Un centre opérationnel fin 2019 

Une deuxième phase commencera alors pour créer un concept de centre national, avec la préparation d'appels à propositions, notamment pour les armoires à filtrage. Ces sortes de cartes graphiques comportent des processeurs qui leur permettent de détecter les DDoS et de les retenir tandis que les sollicitations normales du réseau peuvent tranquillement poursuivre leur route vers le serveur appelé. 

Certains professionnels présentent leurs produits à l'occasion des deux jours des LID. 

Comme EMG2. Son ingénieur, Anthony Besser, explique que ce système de filtrage numérique développé avec BittWare «est entièrement américain et peut gérer jusqu'à 100 Gbps par barrette. C'est la solution qu'utilise OVH en France. Et on peut mettre deux, trois ou quatre barrettes en fonction du trafic que l'on doit filtrer. Son coût varie de 30.000 à 50.000 dollars par barrette de 100 Gbps. C'est le prix de la technologie et des logiciels avec de l'intelligence artificielle qui permettent de rester au goût du jour». 

Un exemple d'«armoire de filtrage». A droite, les quatre barrettes métalliques où entrent quatre fois 100 Gbps. Le carré central, doté de logiciel et d'intelligence artificielle, détecte le trafic néfaste et le bloque. Le coeur du futur centre national de mitigation.
Un exemple d'«armoire de filtrage». A droite, les quatre barrettes métalliques où entrent quatre fois 100 Gbps. Le carré central, doté de logiciel et d'intelligence artificielle, détecte le trafic néfaste et le bloque. Le coeur du futur centre national de mitigation.
PHOTO: THIERRY LABRO

D'autres solutions coûtent moins cher, consomment plus ou moins d'énergie, durent plus ou moins longtemps, ce qui explique la nécessité d'obtenir les meilleures offres pour le centre national. 
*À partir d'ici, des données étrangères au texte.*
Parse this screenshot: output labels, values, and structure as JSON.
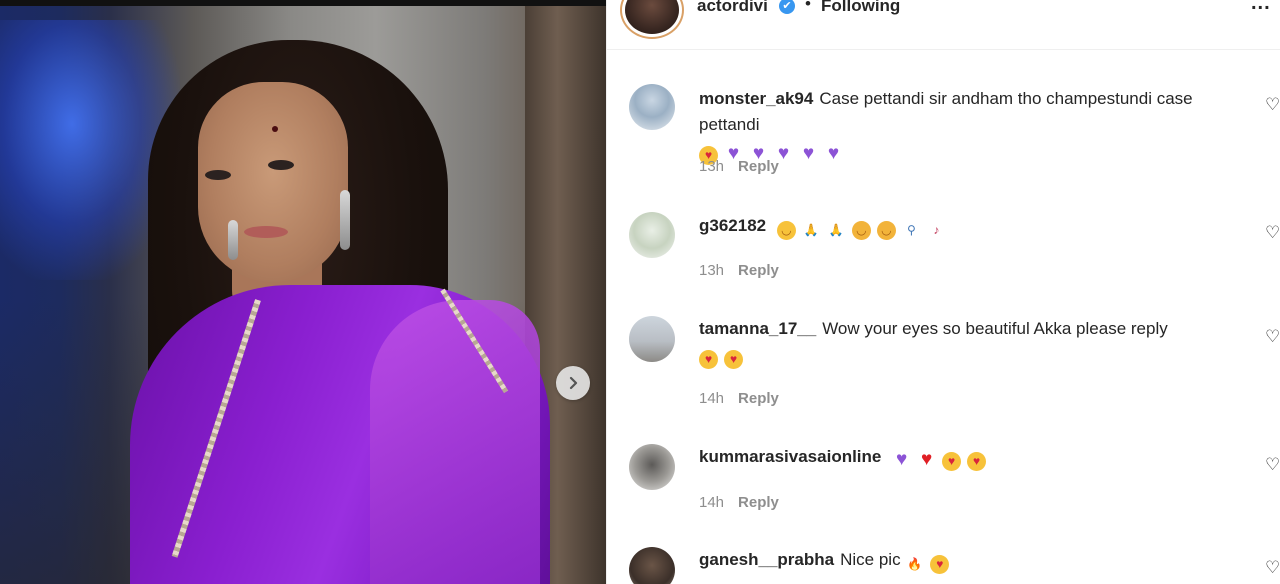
{
  "post": {
    "image_alt": "Woman in purple dress",
    "next_label": "›"
  },
  "header": {
    "username": "actordivi",
    "verified_mark": "✔",
    "separator": "•",
    "following_label": "Following",
    "more_label": "..."
  },
  "comments": [
    {
      "username": "monster_ak94",
      "text": "Case pettandi sir andham tho champestundi case pettandi",
      "emojis": [
        "love",
        "heart-purple",
        "heart-purple",
        "heart-purple",
        "heart-purple",
        "heart-purple"
      ],
      "time": "13h",
      "reply_label": "Reply"
    },
    {
      "username": "g362182",
      "text": "",
      "emojis": [
        "smile",
        "pray",
        "pray",
        "hug",
        "hug",
        "walk",
        "guitar"
      ],
      "time": "13h",
      "reply_label": "Reply"
    },
    {
      "username": "tamanna_17__",
      "text": "Wow your eyes so beautiful Akka please reply",
      "emojis": [
        "love",
        "love"
      ],
      "time": "14h",
      "reply_label": "Reply"
    },
    {
      "username": "kummarasivasaionline",
      "text": "",
      "emojis": [
        "heart-purple",
        "heart-red",
        "love",
        "love"
      ],
      "time": "14h",
      "reply_label": "Reply"
    },
    {
      "username": "ganesh__prabha",
      "text": "Nice pic",
      "emojis": [
        "fire",
        "love"
      ],
      "time": "",
      "reply_label": ""
    }
  ],
  "icons": {
    "like": "♡",
    "heart_purple": "♥",
    "heart_red": "♥",
    "love_face": "♥",
    "smile_face": "◡",
    "pray": "🙏",
    "hug": "◡",
    "walk": "⚲",
    "guitar": "♪",
    "fire": "🔥"
  },
  "colors": {
    "verified_blue": "#3897f0",
    "muted_text": "#8e8e8e",
    "dress_purple": "#8a1fd0"
  }
}
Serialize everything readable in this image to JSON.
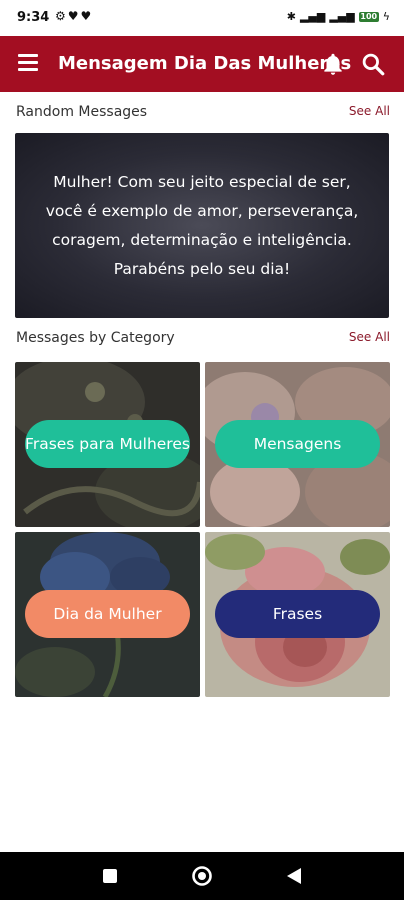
{
  "status_bar": {
    "time": "9:34",
    "battery": "100"
  },
  "app_bar": {
    "title": "Mensagem Dia Das Mulheres"
  },
  "random_section": {
    "label": "Random Messages",
    "see_all": "See All"
  },
  "random_message": {
    "lines": [
      "Mulher! Com seu jeito especial de ser,",
      "você é exemplo de amor, perseverança,",
      "coragem, determinação e inteligência.",
      "Parabéns pelo seu dia!"
    ]
  },
  "category_section": {
    "label": "Messages by Category",
    "see_all": "See All"
  },
  "categories": [
    {
      "label": "Frases para Mulheres",
      "color": "#1fbf99"
    },
    {
      "label": "Mensagens",
      "color": "#1fbf99"
    },
    {
      "label": "Dia da Mulher",
      "color": "#f28a66"
    },
    {
      "label": "Frases",
      "color": "#232b7a"
    }
  ],
  "colors": {
    "app_bar": "#a30e22",
    "see_all": "#8b1a2b"
  }
}
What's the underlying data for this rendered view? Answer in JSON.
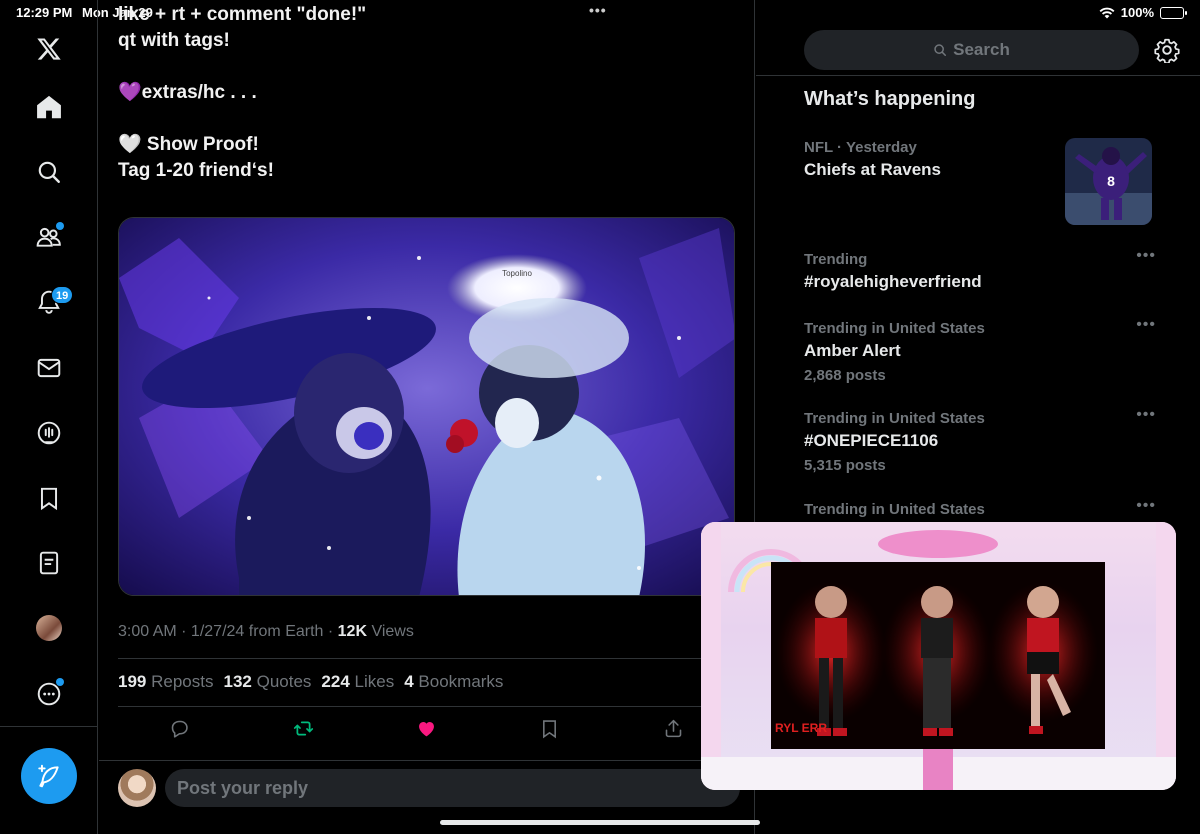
{
  "status_bar": {
    "time": "12:29 PM",
    "date": "Mon Jan 29",
    "battery": "100%"
  },
  "tweet": {
    "text_lines": [
      "like + rt + comment \"done!\"",
      "qt with tags!",
      "",
      "💜extras/hc . . .",
      "",
      "🤍 Show Proof!",
      "Tag 1-20 friend‘s!"
    ],
    "media_watermark": "Topolino",
    "meta_time": "3:00 AM · 1/27/24 from Earth · ",
    "views_count": "12K",
    "views_label": " Views",
    "stats": {
      "reposts_count": "199",
      "reposts_label": "Reposts",
      "quotes_count": "132",
      "quotes_label": "Quotes",
      "likes_count": "224",
      "likes_label": "Likes",
      "bookmarks_count": "4",
      "bookmarks_label": "Bookmarks"
    }
  },
  "nav": {
    "notifications_badge": "19"
  },
  "reply": {
    "placeholder": "Post your reply"
  },
  "sidebar": {
    "search_placeholder": "Search",
    "section_title": "What’s happening",
    "trends": [
      {
        "context": "NFL · Yesterday",
        "name": "Chiefs at Ravens"
      },
      {
        "context": "Trending",
        "name": "#royalehigheverfriend"
      },
      {
        "context": "Trending in United States",
        "name": "Amber Alert",
        "posts": "2,868 posts"
      },
      {
        "context": "Trending in United States",
        "name": "#ONEPIECE1106",
        "posts": "5,315 posts"
      },
      {
        "context": "Trending in United States"
      }
    ]
  },
  "pip": {
    "watermark": "RYL ERR"
  },
  "colors": {
    "accent": "#1d9bf0",
    "like": "#f91880",
    "repost": "#00ba7c",
    "background": "#000000",
    "border": "#2f3336",
    "muted": "#71767b"
  }
}
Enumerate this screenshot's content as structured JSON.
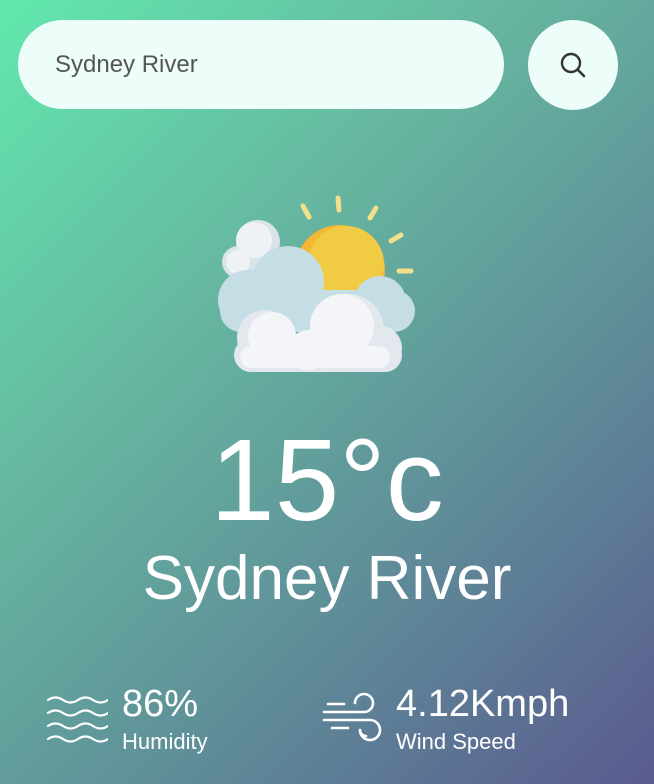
{
  "search": {
    "value": "Sydney River",
    "button_icon": "search-icon"
  },
  "weather": {
    "icon": "partly-cloudy-icon",
    "temperature": "15°c",
    "city": "Sydney River"
  },
  "details": {
    "humidity": {
      "icon": "humidity-waves-icon",
      "value": "86%",
      "label": "Humidity"
    },
    "wind": {
      "icon": "wind-icon",
      "value": "4.12Kmph",
      "label": "Wind Speed"
    }
  },
  "colors": {
    "gradient_start": "#62e8ae",
    "gradient_end": "#5a5a8f",
    "input_bg": "#edfdf9",
    "sun": "#f4b731",
    "cloud": "#f1f4f6"
  }
}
Les entreprises, elles, peuvent déjà lutter contre les DDoS. Post a une offre depuis trois ans. Pour 250 à 1.000 euros par mois, selon le trafic à analyser par une boîte noire similaire, les entreprises voient le trafic néfaste bloqué jusqu'à huit heures mais les attaques ne durent que très rarement si longtemps. Luxair, l'aéroport, des banques de la place ou le CTIE auraient déjà souscrit à cette solution, qui offre aussi une solution aux demandes de rançon numérique, les ransomware, en transférant les données sans attendre le délai pour payer. 

Et c'est l'autre annonce du jour: l'Institut luxembourgeois de régulation va monitorer le nombre d'attaques, pour l'instant inconnu au Luxembourg.